A suitable controllable rabbit model of intestinal obstruction was established. Intestinal obstruction induced goblet cell damage and reduced cell number. Further indicators of epithelial cell damage were observed as reduced serum citrulline levels and claudin 1 gene expression, and a transient increase in ODC activity. In addition, the wet/dry weight ratio and pH of the intestinal lumen were also dramatically altered. The ratio of Bacillus bifidus and enterobacteria was reversed following intestinal obstruction. The number and area of Peyer's patches first increased then sharply decreased after the intestinal obstruction, along with an alteration in the ratio of CD4/CD8(+) T cells, driven by an increase in CD3(+) and CD8(+) T cells and a decrease in CD4(+) T cells. The number of lamina propria lymphocytes also gradually decreased with prolonged obstruction.

CONCLUSION

Intestinal obstruction can induce disruption of intestinal homeostasis.

摘要

目的

在肠梗阻实验模型中研究肠道内环境稳定的阶段性改变。

方法

通过将部分输液装置改造为体内牵拉式锁定夹,并在距回肠末端8 cm的肠系膜无血管区制造均匀可控的肠袢梗阻,建立兔肠梗阻模型。在肠梗阻后研究肠道内环境稳定的阶段性改变。从过碘酸-希夫染色切片中对杯状细胞、上皮内淋巴细胞、固有层淋巴细胞和肠上皮的变化进行定量分析。通过高效液相色谱法测量鸟氨酸脱羧酶(ODC)活性和血清瓜氨酸水平。通过实时聚合酶链反应分析检测闭合蛋白1(Claudin 1)mRNA表达。在肠梗阻后的多个时间点测定肠道微生物、湿重/干重比、pH值和内毒素水平。此外,通过流式细胞术测定CD3(+)、CD4(+)和CD8(+) T细胞的数量和比例,并用酶联免疫吸附测定法测量分泌型IgA水平。

结果

建立了合适的可控兔肠梗阻模型。
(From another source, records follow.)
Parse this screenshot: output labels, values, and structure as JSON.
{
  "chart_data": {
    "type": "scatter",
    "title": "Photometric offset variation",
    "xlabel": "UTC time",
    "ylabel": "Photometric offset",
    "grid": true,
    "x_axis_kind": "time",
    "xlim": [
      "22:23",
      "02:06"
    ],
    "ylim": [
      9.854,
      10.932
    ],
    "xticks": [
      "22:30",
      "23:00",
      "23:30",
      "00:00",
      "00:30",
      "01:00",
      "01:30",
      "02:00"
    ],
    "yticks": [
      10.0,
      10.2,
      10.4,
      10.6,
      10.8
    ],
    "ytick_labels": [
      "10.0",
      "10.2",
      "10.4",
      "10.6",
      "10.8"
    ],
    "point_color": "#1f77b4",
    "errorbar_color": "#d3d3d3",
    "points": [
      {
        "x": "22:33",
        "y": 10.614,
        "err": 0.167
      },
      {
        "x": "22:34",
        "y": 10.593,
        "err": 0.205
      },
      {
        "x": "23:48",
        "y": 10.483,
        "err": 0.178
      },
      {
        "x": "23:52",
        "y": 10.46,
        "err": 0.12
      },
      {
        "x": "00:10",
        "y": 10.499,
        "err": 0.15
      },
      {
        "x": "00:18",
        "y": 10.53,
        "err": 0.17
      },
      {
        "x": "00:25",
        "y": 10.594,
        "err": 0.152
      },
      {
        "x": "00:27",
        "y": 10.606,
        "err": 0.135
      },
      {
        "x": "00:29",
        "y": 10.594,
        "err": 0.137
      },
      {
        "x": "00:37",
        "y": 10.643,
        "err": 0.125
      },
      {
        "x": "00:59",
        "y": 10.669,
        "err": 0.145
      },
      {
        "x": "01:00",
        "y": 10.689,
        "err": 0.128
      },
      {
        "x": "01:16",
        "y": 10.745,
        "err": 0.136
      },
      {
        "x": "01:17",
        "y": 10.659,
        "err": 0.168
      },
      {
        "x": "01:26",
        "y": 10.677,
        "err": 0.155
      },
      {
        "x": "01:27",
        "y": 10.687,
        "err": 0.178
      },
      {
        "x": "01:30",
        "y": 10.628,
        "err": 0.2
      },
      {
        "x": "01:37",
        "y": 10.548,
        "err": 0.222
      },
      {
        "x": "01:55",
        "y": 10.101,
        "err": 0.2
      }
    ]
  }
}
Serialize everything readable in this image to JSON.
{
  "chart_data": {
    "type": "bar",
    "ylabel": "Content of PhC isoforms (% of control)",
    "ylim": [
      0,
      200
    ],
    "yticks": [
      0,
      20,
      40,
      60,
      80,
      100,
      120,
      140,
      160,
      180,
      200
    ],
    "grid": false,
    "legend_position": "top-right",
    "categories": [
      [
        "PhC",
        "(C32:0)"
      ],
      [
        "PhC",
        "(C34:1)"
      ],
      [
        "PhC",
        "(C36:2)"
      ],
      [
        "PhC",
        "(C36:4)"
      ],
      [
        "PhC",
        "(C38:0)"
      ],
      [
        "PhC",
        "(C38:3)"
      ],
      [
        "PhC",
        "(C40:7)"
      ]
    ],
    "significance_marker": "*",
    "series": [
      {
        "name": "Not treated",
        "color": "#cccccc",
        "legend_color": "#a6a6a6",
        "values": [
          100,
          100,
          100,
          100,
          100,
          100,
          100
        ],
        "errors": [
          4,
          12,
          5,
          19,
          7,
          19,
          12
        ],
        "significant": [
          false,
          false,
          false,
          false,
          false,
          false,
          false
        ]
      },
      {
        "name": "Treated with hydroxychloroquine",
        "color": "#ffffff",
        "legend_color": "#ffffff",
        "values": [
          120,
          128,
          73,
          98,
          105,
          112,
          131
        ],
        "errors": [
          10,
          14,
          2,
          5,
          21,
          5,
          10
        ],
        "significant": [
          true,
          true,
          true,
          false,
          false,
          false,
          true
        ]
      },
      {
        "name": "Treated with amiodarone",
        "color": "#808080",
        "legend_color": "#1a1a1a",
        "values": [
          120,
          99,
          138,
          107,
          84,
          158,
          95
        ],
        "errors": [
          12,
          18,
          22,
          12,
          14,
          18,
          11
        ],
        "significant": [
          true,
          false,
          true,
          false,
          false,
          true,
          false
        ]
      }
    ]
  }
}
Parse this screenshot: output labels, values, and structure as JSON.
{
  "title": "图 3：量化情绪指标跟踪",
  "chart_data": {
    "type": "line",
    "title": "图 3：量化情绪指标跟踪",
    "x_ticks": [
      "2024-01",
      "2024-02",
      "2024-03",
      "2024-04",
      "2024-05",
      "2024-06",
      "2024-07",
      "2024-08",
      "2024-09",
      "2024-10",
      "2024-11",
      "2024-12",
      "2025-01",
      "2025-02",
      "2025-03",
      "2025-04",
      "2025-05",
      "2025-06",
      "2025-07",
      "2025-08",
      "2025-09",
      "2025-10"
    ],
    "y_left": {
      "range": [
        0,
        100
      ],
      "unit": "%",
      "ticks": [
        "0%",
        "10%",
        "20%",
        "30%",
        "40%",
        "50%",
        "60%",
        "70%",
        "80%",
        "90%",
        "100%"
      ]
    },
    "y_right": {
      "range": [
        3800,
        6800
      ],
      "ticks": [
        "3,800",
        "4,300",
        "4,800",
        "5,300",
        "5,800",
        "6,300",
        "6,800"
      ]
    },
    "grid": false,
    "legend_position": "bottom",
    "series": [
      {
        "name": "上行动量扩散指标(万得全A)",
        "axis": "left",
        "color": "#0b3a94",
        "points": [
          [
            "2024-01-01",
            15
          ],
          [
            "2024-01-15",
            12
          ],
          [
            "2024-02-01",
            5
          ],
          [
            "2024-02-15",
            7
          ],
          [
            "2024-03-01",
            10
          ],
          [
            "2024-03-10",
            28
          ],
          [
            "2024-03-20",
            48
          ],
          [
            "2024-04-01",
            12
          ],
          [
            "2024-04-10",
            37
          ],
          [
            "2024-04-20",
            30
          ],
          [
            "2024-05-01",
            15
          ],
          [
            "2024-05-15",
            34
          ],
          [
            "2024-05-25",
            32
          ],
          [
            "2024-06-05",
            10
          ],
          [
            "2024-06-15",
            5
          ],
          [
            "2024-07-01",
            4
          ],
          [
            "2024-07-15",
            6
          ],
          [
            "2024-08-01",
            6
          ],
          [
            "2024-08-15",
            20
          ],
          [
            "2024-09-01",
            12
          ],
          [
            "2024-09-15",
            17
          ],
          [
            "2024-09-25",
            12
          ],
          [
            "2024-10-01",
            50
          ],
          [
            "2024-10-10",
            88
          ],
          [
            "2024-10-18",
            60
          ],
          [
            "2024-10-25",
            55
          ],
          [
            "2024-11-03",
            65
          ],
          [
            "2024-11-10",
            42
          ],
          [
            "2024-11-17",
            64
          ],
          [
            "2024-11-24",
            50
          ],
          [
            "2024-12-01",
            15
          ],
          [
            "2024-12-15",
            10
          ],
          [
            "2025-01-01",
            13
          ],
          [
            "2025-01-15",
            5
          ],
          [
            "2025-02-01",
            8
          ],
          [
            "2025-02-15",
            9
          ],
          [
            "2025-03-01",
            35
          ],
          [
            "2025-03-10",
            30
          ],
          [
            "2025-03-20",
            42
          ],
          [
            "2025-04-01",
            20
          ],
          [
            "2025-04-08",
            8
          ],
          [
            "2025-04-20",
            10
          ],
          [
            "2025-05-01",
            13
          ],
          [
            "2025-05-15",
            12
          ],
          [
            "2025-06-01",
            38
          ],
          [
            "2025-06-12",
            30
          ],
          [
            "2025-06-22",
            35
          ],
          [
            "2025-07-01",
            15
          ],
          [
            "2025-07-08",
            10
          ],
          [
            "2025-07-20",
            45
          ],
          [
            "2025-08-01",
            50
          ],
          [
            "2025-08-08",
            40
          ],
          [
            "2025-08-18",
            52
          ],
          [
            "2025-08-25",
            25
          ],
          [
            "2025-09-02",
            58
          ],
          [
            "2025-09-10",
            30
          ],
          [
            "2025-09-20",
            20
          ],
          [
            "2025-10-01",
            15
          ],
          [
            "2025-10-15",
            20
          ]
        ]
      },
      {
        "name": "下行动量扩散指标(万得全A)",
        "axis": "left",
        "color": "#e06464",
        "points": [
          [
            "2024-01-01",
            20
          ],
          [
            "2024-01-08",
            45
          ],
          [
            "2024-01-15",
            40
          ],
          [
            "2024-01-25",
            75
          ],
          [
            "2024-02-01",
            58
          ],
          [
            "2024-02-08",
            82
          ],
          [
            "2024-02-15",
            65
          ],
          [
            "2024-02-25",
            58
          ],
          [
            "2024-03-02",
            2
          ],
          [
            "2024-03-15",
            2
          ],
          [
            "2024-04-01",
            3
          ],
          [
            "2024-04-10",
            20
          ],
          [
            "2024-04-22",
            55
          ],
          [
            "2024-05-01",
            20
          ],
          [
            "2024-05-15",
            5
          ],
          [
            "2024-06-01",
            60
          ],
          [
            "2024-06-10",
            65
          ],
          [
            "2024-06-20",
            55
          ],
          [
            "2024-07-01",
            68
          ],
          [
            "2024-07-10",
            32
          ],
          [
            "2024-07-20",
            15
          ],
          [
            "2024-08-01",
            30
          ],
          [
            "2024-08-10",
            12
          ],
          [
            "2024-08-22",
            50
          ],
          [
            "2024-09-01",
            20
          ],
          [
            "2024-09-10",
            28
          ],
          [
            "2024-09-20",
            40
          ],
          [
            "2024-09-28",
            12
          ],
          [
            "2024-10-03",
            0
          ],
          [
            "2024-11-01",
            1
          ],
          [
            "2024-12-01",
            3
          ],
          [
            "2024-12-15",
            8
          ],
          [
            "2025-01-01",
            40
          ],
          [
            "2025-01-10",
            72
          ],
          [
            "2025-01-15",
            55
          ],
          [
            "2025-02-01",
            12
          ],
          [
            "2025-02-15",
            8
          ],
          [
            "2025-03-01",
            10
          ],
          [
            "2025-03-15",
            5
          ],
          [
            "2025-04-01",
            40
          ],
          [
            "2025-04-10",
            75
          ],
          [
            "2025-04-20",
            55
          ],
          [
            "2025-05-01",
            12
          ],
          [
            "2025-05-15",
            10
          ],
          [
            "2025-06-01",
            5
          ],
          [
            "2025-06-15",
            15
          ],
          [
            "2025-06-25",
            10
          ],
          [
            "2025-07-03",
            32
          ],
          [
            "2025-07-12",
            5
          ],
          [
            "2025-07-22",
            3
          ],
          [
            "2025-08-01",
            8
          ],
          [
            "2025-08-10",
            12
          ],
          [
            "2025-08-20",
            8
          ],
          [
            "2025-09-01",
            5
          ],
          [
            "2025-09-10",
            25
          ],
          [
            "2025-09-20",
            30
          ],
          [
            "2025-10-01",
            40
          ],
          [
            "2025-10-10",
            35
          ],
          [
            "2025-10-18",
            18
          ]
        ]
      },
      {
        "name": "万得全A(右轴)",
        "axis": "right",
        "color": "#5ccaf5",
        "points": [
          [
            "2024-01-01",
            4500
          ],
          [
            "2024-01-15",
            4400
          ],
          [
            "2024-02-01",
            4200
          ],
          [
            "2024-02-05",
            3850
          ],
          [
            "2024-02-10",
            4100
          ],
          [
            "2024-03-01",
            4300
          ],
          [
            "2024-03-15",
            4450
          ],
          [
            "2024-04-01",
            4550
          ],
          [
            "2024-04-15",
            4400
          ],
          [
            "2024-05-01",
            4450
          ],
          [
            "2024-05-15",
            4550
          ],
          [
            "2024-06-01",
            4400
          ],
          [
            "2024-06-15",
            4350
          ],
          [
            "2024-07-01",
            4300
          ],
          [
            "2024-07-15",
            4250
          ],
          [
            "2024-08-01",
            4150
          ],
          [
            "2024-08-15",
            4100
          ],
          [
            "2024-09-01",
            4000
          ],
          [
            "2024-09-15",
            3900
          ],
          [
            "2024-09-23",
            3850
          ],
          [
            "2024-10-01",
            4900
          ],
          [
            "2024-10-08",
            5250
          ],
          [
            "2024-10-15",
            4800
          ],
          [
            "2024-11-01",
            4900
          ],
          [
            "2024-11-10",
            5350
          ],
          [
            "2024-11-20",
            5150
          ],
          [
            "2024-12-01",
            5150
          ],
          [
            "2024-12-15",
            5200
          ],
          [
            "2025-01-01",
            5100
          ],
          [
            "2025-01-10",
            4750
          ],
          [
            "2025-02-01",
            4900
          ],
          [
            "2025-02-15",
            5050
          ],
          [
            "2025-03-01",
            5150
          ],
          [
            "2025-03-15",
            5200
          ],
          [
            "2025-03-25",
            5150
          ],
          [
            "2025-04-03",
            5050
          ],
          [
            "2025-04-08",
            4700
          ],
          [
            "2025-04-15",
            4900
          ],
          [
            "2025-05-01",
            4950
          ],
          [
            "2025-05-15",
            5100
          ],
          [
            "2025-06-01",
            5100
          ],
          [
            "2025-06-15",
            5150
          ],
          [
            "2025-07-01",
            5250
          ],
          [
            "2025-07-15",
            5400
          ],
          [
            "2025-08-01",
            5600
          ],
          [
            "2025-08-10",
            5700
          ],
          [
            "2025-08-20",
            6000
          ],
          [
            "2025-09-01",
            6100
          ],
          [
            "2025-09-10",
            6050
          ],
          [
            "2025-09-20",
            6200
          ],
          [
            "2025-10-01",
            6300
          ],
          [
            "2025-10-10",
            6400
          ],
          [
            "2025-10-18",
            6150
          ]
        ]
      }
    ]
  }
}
肠梗阻导致杯状细胞损伤并减少细胞数量。观察到上皮细胞损伤的进一步指标为血清瓜氨酸水平降低和Claudin 1基因表达降低,以及ODC活性短暂升高。此外,肠腔的湿重/干重比和pH值也发生了显著变化。肠梗阻后双歧杆菌与肠杆菌的比例发生逆转。肠梗阻后派尔集合淋巴结的数量和面积先增加后急剧减少,同时CD4/CD8(+) T细胞比例发生改变,这是由CD3(+)和CD8(+) T细胞增加以及CD4(+) T细胞减少所致。随着梗阻时间延长,固有层淋巴细胞数量也逐渐减少。

结论

肠梗阻可导致肠道内环境稳定的破坏。